I’m not sure how I found Stripe (probably through a coding tutorial) but decided to use them to add subscriptions to the product. I was (to put it nicely) raw at programming, and had never built something like that. I got stuck for a few hours on adding coupon codes to the checkout. I thought I was experiencing a bug with Stripe and fired off a support email.
Shortly after, I realized that the issue was completely on my end, fixed it, and moved on, forgetting about my support ticket. Later that day, Stripe Support followed up to confirm I had gotten it resolved, and offered to send me a free t-shirt. A shirt? For free?! Sounds tiny now, but at the time I was over the moon.
I was a high-schooler. I hadn’t taken any payments through Stripe. I didn’t even have access in Stripe to run real credit cards, and they were going to mail clothing across the country to me. Sure enough, a few weeks later the shirt (along with stickers and a handwritten card) arrived.

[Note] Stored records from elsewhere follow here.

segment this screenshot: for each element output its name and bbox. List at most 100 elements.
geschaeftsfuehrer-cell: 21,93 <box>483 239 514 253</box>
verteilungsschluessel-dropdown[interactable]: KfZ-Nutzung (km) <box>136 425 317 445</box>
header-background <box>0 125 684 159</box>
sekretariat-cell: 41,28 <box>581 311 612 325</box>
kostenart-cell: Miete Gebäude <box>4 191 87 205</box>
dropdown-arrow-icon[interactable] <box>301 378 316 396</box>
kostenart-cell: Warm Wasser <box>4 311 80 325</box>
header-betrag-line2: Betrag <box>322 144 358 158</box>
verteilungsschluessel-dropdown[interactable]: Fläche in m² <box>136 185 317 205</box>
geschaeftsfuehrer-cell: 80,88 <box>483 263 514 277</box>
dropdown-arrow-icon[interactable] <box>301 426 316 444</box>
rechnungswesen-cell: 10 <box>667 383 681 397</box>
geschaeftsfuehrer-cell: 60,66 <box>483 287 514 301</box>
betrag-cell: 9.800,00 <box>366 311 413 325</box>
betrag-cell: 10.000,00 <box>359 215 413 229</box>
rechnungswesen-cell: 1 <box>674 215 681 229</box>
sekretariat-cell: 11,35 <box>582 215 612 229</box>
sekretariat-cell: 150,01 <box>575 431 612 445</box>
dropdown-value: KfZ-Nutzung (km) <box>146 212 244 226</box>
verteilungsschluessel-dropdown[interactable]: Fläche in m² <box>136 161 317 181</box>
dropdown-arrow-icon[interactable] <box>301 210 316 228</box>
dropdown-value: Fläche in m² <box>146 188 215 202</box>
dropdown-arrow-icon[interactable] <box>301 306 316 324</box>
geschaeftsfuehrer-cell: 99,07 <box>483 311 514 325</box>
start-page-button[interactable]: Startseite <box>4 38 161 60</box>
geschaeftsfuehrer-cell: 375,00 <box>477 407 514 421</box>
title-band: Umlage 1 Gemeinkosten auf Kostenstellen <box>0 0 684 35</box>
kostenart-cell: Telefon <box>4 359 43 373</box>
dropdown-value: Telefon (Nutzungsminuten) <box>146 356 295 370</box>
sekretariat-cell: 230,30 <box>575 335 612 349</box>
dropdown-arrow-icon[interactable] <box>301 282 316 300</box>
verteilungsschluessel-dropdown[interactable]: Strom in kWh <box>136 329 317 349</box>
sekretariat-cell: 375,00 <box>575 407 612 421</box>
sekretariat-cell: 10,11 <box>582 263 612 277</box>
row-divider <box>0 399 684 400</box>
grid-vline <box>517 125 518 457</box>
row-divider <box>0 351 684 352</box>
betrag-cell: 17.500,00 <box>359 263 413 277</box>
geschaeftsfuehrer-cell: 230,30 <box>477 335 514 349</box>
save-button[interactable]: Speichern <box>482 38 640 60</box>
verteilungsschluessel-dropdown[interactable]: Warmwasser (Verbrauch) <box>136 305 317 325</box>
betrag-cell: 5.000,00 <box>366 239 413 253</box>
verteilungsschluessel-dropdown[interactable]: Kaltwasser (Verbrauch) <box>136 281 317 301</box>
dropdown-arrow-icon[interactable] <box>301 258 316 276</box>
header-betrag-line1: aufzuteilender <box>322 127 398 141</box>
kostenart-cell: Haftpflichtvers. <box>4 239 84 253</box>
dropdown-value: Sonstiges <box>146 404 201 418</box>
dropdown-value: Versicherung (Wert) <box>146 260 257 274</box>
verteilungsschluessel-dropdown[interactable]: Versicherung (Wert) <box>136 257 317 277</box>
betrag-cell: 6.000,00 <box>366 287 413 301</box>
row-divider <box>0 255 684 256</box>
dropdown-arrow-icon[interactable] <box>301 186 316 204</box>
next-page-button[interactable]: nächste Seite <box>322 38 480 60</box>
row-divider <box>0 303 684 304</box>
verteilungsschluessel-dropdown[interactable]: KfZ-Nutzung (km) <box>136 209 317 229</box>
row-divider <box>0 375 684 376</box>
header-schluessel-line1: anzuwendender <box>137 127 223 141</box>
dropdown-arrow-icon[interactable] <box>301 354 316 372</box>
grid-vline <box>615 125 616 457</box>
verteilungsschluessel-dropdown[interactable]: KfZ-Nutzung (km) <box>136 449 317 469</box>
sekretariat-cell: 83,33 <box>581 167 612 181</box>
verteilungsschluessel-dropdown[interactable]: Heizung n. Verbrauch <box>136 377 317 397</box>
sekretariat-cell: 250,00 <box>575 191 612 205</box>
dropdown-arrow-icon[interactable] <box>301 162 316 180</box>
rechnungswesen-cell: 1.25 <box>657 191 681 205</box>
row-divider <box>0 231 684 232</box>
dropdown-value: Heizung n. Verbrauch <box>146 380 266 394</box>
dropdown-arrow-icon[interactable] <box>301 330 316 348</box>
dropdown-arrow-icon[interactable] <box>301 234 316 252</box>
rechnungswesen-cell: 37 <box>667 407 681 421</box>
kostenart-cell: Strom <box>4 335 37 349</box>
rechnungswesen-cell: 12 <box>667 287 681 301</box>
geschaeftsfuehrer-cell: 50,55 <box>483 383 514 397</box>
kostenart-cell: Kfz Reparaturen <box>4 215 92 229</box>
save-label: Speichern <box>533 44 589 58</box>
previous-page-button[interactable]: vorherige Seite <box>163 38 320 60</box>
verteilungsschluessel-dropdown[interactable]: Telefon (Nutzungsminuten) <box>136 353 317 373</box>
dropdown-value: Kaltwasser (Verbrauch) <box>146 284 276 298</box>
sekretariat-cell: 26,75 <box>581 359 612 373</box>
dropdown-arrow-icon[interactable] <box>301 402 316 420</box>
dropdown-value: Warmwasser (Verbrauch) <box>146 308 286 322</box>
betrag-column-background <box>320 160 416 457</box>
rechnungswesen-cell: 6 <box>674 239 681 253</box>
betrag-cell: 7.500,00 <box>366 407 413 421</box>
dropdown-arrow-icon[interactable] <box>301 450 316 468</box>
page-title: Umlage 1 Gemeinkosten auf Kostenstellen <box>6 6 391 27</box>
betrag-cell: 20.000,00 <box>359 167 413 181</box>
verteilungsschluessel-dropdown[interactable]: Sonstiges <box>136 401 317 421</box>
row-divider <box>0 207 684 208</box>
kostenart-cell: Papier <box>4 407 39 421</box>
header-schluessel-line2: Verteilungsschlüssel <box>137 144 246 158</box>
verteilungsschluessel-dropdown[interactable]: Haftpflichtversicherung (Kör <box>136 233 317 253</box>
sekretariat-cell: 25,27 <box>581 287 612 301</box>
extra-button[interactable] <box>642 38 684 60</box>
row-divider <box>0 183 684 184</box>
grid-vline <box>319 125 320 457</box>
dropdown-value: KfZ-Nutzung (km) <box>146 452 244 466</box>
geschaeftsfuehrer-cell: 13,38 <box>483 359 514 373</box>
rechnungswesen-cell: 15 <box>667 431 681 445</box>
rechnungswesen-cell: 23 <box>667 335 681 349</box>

Getting that shirt was one of the first times I felt like I could be a real part of the startup ecosystem. It felt like a badge of honor. I wore it in the airport the first time I went to SF. I wore it around Palo Alto the first time I went to Silicon Valley. I wore it for years and years until it gradually ended up full of holes and unwearable. It made me, an awkward teenager, feel like I belonged.
The product I was building didn’t work out, nor did the next few, but the admiration and respect I had for Stripe never went away. Three years later, when we started Healthie, it was never in doubt what payment processor we would use.
We’ve since processed over one hundred million in payments using Stripe, and have paid them millions in fees. Shipping that t-shirt, which probably cost them $20, ended up being a pretty decent investment.
It is (relatively) easy to provide personable support to your largest customers. It is hard to do the same for your smallest. However, those tiny customers normally appreciate it a lot more. It feels more unique and special to them, and can give you life-long advocates.